Albertain d’origine et diplômé de McGill, Robert Wintemute est professeur de droit au King’s College à Londres. Mais c’est surtout en tant qu’administrateur de la LGB Alliance qu’il était l’invité de McGill. La LGB Alliance est une association britannique se revendiquant en faveur des droits des femmes lesbiennes, des hommes gais et des personnes bisexuelles, mais qui rejette l’idée qu’une personne puisse changer son identité de genre ou s’identifier comme non-binaire.

Cette Alliance « rejette la coalition politique entre LGB et T et conteste certaines revendications transgenres », pouvait-on lire sur la page Web annonçant l’événement. Ce mouvement a beaucoup fait parler de lui au Royaume-Unis depuis un an car il milite contre la possibilité pour les personnes trans de changer légalement leur sexe et d’accéder à certains espaces, par exemple dans les sports. Depuis près d’un an, Wintemute a été un peu partout en Europe pour discuter de cette position qui est perçue comme une remise en question des acquis récents par la communauté transgenre.

D’ailleurs, les manifestant·e·s considèrent que l’invitation donnée à Robert Wintemute par la Faculté de droit de McGill constitue une atteinte à leur dignité. « My rights are not up for debate [mes droits ne sont pas à débattre] », pouvait-on lire sur plusieurs affiches.

« On n’inviterait jamais un suprémaciste blanc à donner une conférence, alors pourquoi inviter un transphobe? » a lancé une étudiante à l’UQAM, durant la manifestation.

Des échanges tendus ont eu lieu entre la foule et certaines personnes venues participer au débat et qui étaient déterminées à entrer dans la salle. Une de ces dernières portait un chandail où était inscrit J’aime JK Rowling – en référence à l’écrivaine britannique dont les propos transphobes ont semé la controverse –, ce qui lui a valu les foudres de certains manifestants.es qui ont vu la conférence comme une tentative de division de la communauté LGBTQ+.

« C’est très inapproprié que McGill donne une plateforme à ce discours de haine […] qui menace le sentiment de sécurité des étudiant·es et des employé·es trans », considère Celeste Trianon, juriste trans et responsable de la Clinique d’identité trans du Québec, à l’origine de la manifestation. « L’homophobie et la transphobie sont deux côtés de la même médaille – on ne peut pas séparer la transidentité du reste de l’arc-en-ciel. »

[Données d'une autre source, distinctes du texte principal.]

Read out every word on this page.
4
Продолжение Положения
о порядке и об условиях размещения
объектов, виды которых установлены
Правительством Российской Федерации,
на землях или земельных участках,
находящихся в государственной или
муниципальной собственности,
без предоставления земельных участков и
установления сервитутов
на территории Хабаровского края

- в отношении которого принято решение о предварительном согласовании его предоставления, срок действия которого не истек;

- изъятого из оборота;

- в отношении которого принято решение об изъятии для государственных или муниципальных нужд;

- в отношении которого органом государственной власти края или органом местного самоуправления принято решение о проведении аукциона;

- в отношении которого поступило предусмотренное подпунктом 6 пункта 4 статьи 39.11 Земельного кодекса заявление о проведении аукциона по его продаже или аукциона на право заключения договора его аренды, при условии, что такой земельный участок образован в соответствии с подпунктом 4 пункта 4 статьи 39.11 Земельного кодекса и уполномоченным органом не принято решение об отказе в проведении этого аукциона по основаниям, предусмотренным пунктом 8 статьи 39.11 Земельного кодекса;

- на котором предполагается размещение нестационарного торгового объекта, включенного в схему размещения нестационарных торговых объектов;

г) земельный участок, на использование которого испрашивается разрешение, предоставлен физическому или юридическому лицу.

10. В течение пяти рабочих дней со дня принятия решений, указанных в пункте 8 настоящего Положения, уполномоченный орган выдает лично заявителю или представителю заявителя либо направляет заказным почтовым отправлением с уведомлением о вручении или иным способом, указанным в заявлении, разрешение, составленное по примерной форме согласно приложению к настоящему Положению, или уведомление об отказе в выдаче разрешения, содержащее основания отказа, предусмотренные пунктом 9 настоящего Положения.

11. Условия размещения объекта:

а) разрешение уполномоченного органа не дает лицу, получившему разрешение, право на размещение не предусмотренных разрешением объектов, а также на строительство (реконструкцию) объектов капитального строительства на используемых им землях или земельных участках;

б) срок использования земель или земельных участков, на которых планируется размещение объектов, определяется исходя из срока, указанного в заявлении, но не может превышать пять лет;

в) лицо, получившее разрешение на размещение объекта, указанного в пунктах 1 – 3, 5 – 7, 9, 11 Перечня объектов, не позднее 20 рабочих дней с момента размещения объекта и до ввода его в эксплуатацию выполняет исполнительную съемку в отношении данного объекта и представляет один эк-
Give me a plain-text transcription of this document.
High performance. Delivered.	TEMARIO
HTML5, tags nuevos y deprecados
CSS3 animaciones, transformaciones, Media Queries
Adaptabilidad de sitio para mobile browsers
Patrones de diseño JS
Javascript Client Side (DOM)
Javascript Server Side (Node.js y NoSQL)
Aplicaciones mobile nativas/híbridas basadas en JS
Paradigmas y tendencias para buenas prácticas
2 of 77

Robert Leckey, doyen de la Faculté de droit de McGill, avait fait parvenir une lettre aux membres de la Faculté la veille de l’événement, dans laquelle il défendait la tenue de la conférence. Il y soulignait le détachement de sa faculté avec les prises de position des personnes invitées. «Les courriels et les discussions à ce sujet au cours des derniers jours m’ont rappelé que les principes que McGill adopte dans l’accomplissement de sa mission – liberté académique, intégrité, responsabilité, équité et inclusivité – semblent parfois être en tension, disait-il. Une institution universitaire n’approuve pas toutes les opinions de chaque orateur qu’elle accueille.»

Robert Leckey affirmait son engagement à «soutenir la Faculté de droit en tant que lieu inclusif». «Nous pouvons apprendre au cours du processus, notamment en affinant l’articulation de nos points de vue. Je vous écris pour affirmer mon engagement à soutenir la Faculté de droit en tant que lieu inclusif où des personnes aux identités et expériences diverses peuvent apprendre ensemble et s’épanouir, ainsi qu’un lieu où nous pouvons entendre et critiquer des points de vue avec lesquels nous sommes en désaccord avec véhémence. Je m’attends à des réponses robustes [aux] arguments [de Robert Wintemute]. Je considère que ce genre d’engagement est plus en phase avec la mission de l’université que l’annulation de l’événement. »

Devant le nombre de manifestant.e.s, la conférence n’a finalement pas eu lieu.